ATHENS, Ga. -- University of Georgia professors make above-average salaries compared to their counterparts at other Southeastern Conference universities, according to the American Association of University Professors' annual salary survey.
The average full professor at UGA earns $107,000 - a total pay package of $132,600, once benefits such as health insurance and retirement contributions are added.
Associate professors get $77,900 in salary, and assistant professors, the beginning level, make $71,300, according to the survey, released Monday by the AAUP.
The pay grades put UGA in the top half of Southeastern Conference schools in each academic rank - especially at the beginning level. Only one SEC school pays assistants more than UGA, according to the survey; Vanderbilt pays assistants $72,500, compared to $71,300 at UGA.
UGA pay for experienced faculty still is behind the pay at universities the state Board of Regents considers comparable - so-called peer institutions.
For example, full professors at Michigan State University make $121,900, nearly $14,000 more than UGA professors. Associate professors make $85,900 - $8,000 more than UGA associates.
Assistant professors at UGA make more than the $66,900 salary the average Michigan State assistant earns, however.
UGA professors' pay also continues to lag well behind so-called aspirational institutions like the University of North Carolina-Chapel Hill and the University of Virginia, schools that UGA officials hope to parallel one day.
UNC's full professors make nearly $143,000, about $35,000 more a year than full professors at UGA.
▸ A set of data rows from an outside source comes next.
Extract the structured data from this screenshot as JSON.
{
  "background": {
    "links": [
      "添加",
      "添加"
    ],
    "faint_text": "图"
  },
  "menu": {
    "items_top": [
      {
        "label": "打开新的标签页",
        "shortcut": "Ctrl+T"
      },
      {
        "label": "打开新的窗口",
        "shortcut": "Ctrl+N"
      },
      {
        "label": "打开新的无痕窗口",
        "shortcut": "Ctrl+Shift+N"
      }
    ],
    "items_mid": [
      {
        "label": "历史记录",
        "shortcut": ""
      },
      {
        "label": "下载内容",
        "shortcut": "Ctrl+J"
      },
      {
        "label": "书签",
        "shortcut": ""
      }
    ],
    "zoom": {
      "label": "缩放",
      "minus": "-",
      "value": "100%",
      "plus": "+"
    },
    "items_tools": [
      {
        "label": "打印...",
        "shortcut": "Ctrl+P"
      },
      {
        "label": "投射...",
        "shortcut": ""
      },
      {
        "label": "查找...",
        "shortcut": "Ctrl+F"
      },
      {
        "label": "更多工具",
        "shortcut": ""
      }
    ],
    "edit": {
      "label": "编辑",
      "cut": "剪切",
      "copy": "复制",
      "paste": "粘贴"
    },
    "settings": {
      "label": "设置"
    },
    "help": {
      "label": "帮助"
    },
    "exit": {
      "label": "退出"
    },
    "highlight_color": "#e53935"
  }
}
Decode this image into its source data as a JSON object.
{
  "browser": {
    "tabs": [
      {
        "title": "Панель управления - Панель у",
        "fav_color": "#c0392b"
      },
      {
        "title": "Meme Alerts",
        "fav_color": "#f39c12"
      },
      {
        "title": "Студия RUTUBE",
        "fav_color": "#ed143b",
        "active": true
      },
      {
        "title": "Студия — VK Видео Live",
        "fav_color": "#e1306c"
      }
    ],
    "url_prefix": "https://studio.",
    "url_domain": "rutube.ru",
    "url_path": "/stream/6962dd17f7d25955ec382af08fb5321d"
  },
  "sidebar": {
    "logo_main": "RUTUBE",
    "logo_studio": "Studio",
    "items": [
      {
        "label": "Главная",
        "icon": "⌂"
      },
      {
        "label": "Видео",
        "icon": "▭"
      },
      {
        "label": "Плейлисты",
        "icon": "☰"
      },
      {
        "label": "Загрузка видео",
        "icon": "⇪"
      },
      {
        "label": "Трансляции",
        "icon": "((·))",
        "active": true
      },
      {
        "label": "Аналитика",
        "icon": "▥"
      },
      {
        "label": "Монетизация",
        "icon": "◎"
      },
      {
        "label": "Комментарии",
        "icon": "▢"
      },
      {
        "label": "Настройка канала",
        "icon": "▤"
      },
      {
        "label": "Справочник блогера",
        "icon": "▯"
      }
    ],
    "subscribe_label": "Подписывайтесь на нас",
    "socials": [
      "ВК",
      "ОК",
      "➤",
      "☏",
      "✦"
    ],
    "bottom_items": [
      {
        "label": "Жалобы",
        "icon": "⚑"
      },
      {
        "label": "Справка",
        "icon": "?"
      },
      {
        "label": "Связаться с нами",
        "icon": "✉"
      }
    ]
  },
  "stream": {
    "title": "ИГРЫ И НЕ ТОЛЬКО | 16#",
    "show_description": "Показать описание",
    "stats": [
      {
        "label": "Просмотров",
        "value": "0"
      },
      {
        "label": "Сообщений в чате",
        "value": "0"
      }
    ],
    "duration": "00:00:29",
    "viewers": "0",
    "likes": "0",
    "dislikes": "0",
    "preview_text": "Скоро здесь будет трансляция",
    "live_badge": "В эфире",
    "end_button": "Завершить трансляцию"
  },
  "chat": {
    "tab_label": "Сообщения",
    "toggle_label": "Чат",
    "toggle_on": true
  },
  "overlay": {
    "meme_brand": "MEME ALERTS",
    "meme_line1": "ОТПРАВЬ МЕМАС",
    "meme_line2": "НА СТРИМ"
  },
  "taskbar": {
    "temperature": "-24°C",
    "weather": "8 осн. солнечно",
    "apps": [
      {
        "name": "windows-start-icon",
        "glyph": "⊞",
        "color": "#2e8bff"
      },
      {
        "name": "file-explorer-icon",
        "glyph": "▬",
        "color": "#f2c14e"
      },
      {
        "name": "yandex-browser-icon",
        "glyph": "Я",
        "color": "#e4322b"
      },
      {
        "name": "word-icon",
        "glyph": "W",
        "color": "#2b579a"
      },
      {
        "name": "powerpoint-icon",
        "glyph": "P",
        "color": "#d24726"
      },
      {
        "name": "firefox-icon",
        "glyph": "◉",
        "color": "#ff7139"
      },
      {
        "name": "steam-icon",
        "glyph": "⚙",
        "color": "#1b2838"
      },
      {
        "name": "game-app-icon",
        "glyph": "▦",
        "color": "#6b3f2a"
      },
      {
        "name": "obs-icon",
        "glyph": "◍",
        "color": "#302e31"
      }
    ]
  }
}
Georgia's best-paid professors teach at private Emory University, where the average full professor makes $153,400 and associates make $100,500.
Among public colleges in the state, Georgia Tech professors earn the most - $139,800 for full professors, $95,400 for associates and $83,400 for assistants.
Overall, however, UGA professors gained ground, at least compared to Southeastern Conference schools, according to the survey. At each pay level, UGA professors gained about $4,000 compared to last year.
UGA teachers won't climb on the ladder next year, however.
Because of the state's fiscal crisis, no state employees are scheduled to get raises next year. But, teachers in many other states won't be getting raises, either.
"We're hearing more and more, there will be none," said Saranna Thornton, Elliott Professor of Economics at Hampden-Sydney College in Virginia and chair of the AAUP's Committee on the Economic Status of the Profession.
The entire national database of professors' pay is available and searchable at the AAUP Web site, www.aaup.org.